Powtarzające się w ostatnich miesiącach incydenty z użyciem dronów na terenie Rosji, o które Moskwa oskarża Ukrainę, nie wyrządzają poważniejszych szkód, ale podważają narrację Kremla, że rozpętana półtora roku temu wojna przeciwko Ukrainie przebiega "zgodnie z planem". - 7:51
Siły ukraińskiej obrony powietrznej strąciły rosyjskie pociski rakietowe skierowane na Kijów - poinformował w niedzielę na Telegramie szef administracji wojskowej Kijowa Serhij Popko. Jak przekazano, według wstępnych doniesień atak rosyjski nie spowodował strat ani ofiar.
"Wrogie obiekty, które poruszały się w kierunku Kijowa zostały zniszczone siłami i zasobami obrony przeciwlotniczej. Według danych z obecnej chwili w Kijowie nie ma ofiar ani zniszczeń" - napisał Popko.
Rosjanie prawdopodobnie użyli pocisków rakietowych typu Ch (55, 101, 555), odpalonych przez bombowce strategiczne Tu-95MS z rejonu Morza Kaspijskiego.
Alarm przeciwlotniczy został na Ukrainie ogłoszony w nocy z soboty na niedzielę we wszystkich obwodach kraju. Siły powietrzne wyjaśniły, że powodem jest zagrożenie pociskami rakietowymi. - 4:45
Instytut Studiów nad Wojną: Siły ukraińskie znajdują się w zasięgu uderzenia kolejnej serii przygotowanych rosyjskich pozycji obronnych, które mogą być słabsze niż poprzednie, ale nadal stanowią poważne wyzwanie.
- 4:44
W niedzielę wczesnym rankiem ukraińskie systemy obrony powietrznej odparły rosyjski atak na przedmieścia Kijowa – poinformowała na Telegramie administracja wojskowa Kijowa. Agencja Reutera, powołując się na świadków, poinformowała o odgłosach wybuchów.
- 4:23
"Sankcje już od roku ograniczają możliwości polityczne i gospodarcze Moskwy, powodując napięcia finansowe, odcinając kraj od kluczowych rynków, zwiększając koszty handlu i znacząco osłabiając potencjał przemysłowy Rosji" - napisał na swoim blogu szef dyplomacji Unii Europejskiej Josep Borrell.

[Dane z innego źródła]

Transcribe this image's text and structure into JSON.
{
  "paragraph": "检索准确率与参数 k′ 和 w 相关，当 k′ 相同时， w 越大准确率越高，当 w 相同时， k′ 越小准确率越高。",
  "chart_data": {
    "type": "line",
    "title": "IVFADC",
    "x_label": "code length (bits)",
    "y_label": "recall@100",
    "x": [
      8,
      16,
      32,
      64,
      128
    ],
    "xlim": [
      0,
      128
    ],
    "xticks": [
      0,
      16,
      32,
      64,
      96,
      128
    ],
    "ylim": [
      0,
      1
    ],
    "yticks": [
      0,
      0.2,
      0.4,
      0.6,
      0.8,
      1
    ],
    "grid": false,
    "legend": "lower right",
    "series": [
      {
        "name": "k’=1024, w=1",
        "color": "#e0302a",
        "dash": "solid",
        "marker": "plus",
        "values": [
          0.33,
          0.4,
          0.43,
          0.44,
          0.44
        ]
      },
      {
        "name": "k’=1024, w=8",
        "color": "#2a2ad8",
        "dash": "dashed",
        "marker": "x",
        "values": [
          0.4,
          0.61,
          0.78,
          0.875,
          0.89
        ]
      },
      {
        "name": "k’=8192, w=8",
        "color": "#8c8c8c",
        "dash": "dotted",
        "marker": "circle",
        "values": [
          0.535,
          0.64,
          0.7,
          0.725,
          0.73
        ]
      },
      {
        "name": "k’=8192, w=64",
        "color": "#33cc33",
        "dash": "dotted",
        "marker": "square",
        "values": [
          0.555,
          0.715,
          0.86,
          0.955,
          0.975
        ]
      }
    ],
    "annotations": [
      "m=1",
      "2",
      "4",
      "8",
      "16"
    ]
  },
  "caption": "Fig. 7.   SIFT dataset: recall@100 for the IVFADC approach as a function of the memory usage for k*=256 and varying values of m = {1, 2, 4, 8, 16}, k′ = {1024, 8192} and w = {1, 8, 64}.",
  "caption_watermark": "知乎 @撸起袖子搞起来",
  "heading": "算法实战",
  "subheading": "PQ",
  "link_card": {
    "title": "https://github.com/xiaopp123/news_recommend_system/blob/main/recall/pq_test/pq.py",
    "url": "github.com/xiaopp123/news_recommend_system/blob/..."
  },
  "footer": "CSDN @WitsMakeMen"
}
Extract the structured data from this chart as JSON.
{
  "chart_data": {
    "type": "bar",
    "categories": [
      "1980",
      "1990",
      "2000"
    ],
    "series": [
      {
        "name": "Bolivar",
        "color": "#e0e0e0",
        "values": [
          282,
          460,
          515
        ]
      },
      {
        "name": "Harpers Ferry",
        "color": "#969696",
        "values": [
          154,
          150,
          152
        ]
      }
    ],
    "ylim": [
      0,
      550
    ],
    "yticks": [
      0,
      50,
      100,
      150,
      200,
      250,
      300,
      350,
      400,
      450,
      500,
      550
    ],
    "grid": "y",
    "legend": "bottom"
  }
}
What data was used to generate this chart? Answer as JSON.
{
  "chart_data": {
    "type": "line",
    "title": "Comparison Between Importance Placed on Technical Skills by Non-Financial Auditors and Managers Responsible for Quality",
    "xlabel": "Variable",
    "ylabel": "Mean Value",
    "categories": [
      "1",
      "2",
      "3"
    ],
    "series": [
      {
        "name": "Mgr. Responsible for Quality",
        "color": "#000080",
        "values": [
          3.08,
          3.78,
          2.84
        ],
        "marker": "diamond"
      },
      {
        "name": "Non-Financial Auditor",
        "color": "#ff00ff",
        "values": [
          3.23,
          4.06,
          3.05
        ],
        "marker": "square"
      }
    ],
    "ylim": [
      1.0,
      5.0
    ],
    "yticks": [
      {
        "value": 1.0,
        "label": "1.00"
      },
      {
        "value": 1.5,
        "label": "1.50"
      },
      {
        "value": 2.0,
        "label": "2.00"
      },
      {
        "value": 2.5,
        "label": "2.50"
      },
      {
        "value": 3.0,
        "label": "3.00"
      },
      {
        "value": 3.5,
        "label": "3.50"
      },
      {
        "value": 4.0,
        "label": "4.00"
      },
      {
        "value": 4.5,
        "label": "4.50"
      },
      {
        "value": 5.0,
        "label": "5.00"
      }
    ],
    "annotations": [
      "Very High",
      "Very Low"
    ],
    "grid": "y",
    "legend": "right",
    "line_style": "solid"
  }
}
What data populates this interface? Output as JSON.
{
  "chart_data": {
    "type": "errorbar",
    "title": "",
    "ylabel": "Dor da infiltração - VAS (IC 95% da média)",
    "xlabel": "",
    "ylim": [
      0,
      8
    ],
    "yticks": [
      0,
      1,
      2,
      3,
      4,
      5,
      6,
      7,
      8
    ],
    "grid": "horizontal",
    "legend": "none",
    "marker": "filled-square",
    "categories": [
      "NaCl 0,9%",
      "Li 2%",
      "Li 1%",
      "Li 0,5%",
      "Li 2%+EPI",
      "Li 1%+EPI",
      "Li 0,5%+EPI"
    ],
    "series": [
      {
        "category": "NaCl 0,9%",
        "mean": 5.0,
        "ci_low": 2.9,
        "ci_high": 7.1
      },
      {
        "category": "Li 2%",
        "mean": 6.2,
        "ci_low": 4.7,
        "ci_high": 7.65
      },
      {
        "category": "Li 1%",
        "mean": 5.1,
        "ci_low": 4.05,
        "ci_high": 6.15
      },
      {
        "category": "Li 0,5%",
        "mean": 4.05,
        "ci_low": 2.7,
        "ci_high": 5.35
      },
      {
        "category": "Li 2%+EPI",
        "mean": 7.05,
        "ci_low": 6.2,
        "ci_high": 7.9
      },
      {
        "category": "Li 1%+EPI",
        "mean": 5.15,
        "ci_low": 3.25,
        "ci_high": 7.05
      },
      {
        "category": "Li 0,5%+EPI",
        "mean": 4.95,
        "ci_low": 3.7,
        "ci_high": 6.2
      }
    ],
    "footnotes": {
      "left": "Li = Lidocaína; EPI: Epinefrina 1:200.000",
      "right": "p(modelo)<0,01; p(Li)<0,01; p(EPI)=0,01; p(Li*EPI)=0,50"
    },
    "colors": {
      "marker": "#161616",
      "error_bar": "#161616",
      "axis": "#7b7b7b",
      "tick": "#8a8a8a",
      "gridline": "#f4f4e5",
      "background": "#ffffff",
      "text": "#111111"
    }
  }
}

Podkreślił, że od początku inwazji na Ukrainę Unia Europejska wprowadziła już 11 pakietów sankcji wobec Rosji. Ponadto UE nałożyła zakaz podróżowania i zamroziła aktywa ponad 1500 osób i prawie 250 organizacji z Rosji. "Aby zatrzymać wojnę, musimy utrzymać kurs" – zaznaczył.
- 3:35
Instytut Studiów nad Wojną: Siły ukraińskie poczyniły dalsze znaczące taktycznie zdobycze w zachodnim obwodzie zaporoskim. Kilka źródeł ukraińskich i rosyjskich podało, że siły ukraińskie posuwają się naprzód przez rosyjskie pozycje obronne.
- 3:11
Aktualna sytuacja na froncie w Ukrainie.
- 2:32
Rosjanie w Moskwie oddają hołd Prigożynowi
Rosjanie w Moskwie oddają hołd Prigożynowi
Rosjanie w Moskwie oddają hołd Prigożynowi
- 2:03
- W tym roku Ukraina ma wykonać całą niezbędną pracę, by na naszym niebie zjawiły się F-16. Będzie to nowy poziom ukraińskiego lotnictwa wojskowego. I przybliży to powrót cywilnego lotnictwa na ukraińskie niebo, bo przybliży zwycięstwo i da Ukrainie większe bezpieczeństwo - oświadczył prezydent Wołodymyr Zełenski w wieczornym nagraniu, zamieszczonym w sieciach społecznościowych..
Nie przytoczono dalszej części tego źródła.